很多年前,院里来了个收废品的,我们一群半大小子围上前看热闹,他推着三轮车,车上全是旧书报。我随手拿了本书翻起来。看了几页,有点儿爱不释手了,收废品的师傅说,别看了别看了,想看拿书来换,两本换一本。我马上跑回家找了两本代数课本,把这本书淘换下来。用现在的话说叫双赢。
我淘换来的这第一本书是陆柱国的《踏平东海万顷浪》,这是部长篇小说,一般读者不太熟悉,但若说起里边的人物雷震林和高山,说起老电影《战火中的青春》,相信五十岁以上的人大都会记忆犹新,这部风靡一时的电影就是根据书中的情节改编的。对一个缺乏精神食粮的少年而言,这样的小说读起来很过瘾。英雄与美女、革命与悬念,由这些元素构成的传奇故事,丝毫不逊于多年后才接触的武侠小说。用枯燥的课本换取精彩的小说,心里甭提多高兴,当时觉得自己做了一件非常成功的事情。由于尝到了甜头,于是就准备好了废旧课本,期待着收废品的师傅再来;后来等得有些迫不及待,索性就抱着废旧书报主动到废品收购站去换小说;再后来,家里的废旧书报终于弹尽粮绝,便想方设法弄些破铜烂铁和玻璃瓶子去兑换;就这样,渐渐地便有了《军队的女儿》、《雁飞塞北》和《边疆晓歌》,而这些描写知识青年上山下乡的书籍,非常宿命地集中在我手中,似乎从一开始就暗示着我将来的人生经历——插队落户。
我淘换来的最薄的一本书是《军队的女儿》,那也是用两本书换来的,收废品的师傅大概觉得这个交易最合算。全书篇幅不长,约十来万字。当时谁也想不到,这本小册子里的人物刘海英,几乎成了我们整整一代人的楷模。如果用现在时髦的分类,这本书应属“励志”类读物。

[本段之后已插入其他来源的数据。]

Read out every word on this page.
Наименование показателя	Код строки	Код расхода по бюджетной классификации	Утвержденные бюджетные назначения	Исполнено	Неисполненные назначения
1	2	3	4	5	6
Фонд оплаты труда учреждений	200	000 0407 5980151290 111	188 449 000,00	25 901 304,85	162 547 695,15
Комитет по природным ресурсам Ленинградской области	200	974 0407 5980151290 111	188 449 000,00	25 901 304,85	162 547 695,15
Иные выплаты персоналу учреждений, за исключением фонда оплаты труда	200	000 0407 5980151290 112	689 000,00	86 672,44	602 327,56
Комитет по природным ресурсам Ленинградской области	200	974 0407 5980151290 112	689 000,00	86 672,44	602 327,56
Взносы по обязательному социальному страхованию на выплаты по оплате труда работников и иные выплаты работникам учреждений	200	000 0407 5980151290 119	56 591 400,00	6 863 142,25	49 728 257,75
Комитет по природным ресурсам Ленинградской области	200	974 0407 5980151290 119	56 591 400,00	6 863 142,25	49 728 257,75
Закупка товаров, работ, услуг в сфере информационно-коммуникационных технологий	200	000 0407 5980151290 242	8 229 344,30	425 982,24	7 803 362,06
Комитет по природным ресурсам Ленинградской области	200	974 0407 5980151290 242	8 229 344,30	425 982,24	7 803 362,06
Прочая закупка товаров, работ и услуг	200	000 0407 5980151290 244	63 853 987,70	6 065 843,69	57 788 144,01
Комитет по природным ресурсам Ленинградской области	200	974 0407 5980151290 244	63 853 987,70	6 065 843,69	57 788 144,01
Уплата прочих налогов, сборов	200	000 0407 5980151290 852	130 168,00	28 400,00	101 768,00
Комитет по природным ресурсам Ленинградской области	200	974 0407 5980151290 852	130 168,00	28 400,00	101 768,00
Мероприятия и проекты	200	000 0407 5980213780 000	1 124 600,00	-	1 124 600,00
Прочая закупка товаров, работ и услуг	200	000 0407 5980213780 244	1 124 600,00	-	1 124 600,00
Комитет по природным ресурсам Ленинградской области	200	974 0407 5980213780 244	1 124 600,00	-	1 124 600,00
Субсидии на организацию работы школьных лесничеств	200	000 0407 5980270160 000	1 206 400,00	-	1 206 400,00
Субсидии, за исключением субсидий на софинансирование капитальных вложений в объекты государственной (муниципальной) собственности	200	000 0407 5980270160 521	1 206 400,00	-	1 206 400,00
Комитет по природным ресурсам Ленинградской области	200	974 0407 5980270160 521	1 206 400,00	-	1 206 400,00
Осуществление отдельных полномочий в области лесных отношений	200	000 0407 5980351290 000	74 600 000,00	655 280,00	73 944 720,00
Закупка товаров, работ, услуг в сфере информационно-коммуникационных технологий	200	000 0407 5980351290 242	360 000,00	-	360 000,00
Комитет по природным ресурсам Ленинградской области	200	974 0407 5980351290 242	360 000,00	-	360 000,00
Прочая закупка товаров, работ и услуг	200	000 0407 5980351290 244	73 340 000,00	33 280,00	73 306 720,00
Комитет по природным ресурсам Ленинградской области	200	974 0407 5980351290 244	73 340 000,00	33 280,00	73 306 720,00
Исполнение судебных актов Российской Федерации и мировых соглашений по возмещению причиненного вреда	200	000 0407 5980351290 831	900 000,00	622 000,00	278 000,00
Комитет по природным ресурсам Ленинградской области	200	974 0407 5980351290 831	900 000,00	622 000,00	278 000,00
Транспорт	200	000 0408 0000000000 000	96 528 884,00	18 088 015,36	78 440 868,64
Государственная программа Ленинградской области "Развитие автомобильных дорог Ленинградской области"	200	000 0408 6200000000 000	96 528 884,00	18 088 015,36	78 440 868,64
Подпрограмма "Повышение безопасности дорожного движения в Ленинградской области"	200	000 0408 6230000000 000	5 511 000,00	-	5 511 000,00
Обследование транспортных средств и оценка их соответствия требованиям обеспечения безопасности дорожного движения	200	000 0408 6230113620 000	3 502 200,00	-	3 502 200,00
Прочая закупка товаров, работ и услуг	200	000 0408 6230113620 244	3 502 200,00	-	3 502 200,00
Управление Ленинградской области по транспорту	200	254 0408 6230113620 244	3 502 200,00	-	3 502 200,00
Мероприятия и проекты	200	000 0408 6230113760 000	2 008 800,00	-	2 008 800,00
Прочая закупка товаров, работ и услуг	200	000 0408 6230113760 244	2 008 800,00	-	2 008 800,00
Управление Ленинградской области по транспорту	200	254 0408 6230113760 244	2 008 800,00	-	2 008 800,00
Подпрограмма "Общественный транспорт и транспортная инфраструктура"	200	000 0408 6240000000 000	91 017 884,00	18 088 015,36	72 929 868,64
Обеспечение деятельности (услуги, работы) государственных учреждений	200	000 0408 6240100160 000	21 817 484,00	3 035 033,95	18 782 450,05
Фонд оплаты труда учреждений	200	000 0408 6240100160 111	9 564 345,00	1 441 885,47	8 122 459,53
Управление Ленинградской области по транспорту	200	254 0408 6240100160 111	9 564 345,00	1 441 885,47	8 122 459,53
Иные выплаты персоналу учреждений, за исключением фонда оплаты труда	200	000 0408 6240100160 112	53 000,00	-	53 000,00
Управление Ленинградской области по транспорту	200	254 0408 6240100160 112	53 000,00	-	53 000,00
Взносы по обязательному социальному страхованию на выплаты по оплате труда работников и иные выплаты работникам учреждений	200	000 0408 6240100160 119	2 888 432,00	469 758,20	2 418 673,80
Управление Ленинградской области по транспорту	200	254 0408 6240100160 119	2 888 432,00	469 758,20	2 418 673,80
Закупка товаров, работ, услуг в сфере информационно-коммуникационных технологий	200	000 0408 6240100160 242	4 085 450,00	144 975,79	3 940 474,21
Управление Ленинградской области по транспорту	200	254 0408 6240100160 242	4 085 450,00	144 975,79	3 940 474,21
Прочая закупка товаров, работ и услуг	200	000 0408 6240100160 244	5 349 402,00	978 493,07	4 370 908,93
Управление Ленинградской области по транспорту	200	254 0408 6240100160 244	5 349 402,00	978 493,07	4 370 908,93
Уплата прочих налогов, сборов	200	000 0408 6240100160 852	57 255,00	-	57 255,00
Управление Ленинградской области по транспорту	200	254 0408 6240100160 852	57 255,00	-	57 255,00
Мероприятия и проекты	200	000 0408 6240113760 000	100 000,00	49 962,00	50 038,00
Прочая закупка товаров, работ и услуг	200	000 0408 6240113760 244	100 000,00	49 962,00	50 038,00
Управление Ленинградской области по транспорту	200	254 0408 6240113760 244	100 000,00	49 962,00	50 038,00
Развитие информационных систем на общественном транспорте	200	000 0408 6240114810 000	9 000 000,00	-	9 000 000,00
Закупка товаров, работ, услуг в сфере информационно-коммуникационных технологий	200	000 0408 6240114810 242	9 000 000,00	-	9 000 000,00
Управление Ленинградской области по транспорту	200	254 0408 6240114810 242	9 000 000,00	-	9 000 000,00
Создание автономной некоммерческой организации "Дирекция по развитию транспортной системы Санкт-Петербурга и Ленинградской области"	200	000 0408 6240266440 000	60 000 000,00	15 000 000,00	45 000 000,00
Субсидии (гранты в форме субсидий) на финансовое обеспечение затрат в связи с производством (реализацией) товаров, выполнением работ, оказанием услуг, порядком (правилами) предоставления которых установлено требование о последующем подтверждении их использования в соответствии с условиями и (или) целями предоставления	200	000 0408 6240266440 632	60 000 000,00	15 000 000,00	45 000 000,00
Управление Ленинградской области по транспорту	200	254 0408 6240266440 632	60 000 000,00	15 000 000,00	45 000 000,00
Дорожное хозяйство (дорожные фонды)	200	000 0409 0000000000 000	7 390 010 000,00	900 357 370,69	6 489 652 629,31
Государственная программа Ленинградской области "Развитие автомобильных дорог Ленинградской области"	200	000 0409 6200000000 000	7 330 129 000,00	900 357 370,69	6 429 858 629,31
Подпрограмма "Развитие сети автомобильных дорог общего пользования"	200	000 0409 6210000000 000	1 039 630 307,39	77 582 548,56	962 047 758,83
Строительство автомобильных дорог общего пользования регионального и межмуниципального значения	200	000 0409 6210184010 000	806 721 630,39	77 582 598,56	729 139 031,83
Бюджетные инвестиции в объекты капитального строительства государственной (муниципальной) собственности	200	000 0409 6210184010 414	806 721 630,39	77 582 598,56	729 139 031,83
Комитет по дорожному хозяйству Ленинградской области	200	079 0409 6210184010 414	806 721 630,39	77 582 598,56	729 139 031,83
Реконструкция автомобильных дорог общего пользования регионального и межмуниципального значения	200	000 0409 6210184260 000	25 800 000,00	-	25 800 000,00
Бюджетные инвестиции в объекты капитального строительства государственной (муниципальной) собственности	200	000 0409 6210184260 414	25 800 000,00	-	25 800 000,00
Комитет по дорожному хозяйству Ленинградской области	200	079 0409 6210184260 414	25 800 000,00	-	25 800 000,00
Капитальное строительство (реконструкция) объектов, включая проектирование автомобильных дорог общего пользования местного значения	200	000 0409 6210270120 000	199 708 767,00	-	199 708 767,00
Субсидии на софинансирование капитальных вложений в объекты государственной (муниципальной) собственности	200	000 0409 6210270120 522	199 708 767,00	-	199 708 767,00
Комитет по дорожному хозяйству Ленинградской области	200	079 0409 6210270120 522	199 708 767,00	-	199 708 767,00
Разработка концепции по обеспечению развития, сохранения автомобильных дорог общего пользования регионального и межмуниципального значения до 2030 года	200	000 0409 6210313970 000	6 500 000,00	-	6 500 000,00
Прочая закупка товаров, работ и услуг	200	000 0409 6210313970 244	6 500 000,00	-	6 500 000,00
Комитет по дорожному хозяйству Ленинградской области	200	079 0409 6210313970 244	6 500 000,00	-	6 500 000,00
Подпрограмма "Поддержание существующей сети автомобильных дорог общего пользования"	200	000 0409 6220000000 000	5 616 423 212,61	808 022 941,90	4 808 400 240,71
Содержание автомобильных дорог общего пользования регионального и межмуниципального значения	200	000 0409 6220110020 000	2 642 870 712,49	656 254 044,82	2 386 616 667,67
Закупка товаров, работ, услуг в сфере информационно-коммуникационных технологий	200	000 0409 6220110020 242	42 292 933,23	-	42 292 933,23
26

当时,由于14岁的年龄和初中一年级视野的局限,很少能淘换来名著。我曾在收废品的三轮车上见到过一函竖排版的线装书,很黄很旧的那种,连标点符号都没有,这样的古董不会进入我的眼界,许多经典被我的无知给遗漏了。但有两本书我始终珍藏着,尽管略显陈旧,甚至残破,却仍在我的书橱里占有独特的位置。这两本淘换来的书分别是《高尔基文学作品选》和新文艺出版社1956年版的精装本《堂·璜》。在前一部书里,我有幸读到了《海燕》、《伊则吉尔老婆子》等名篇,这些作品美丽忧郁的气质感染了我;而像《堂·璜》那一类经典,读起来虽然似懂非懂,但那精美的装潢和跟一块砖头差不多的厚重,便明显感觉出它的与众不同。况且我这个平民百姓的孩子,又何曾见识过如此豪华的精装书!所以,捧着这部沉甸甸的书时,心里怦怦直跳,直觉告诉我,这将是我们家最珍贵的书籍了。《堂·璜》是用好几本书换到手的,收废品的师傅似乎也意识到了这部书的价值,好像还不太情愿换给我,但最终还是换了。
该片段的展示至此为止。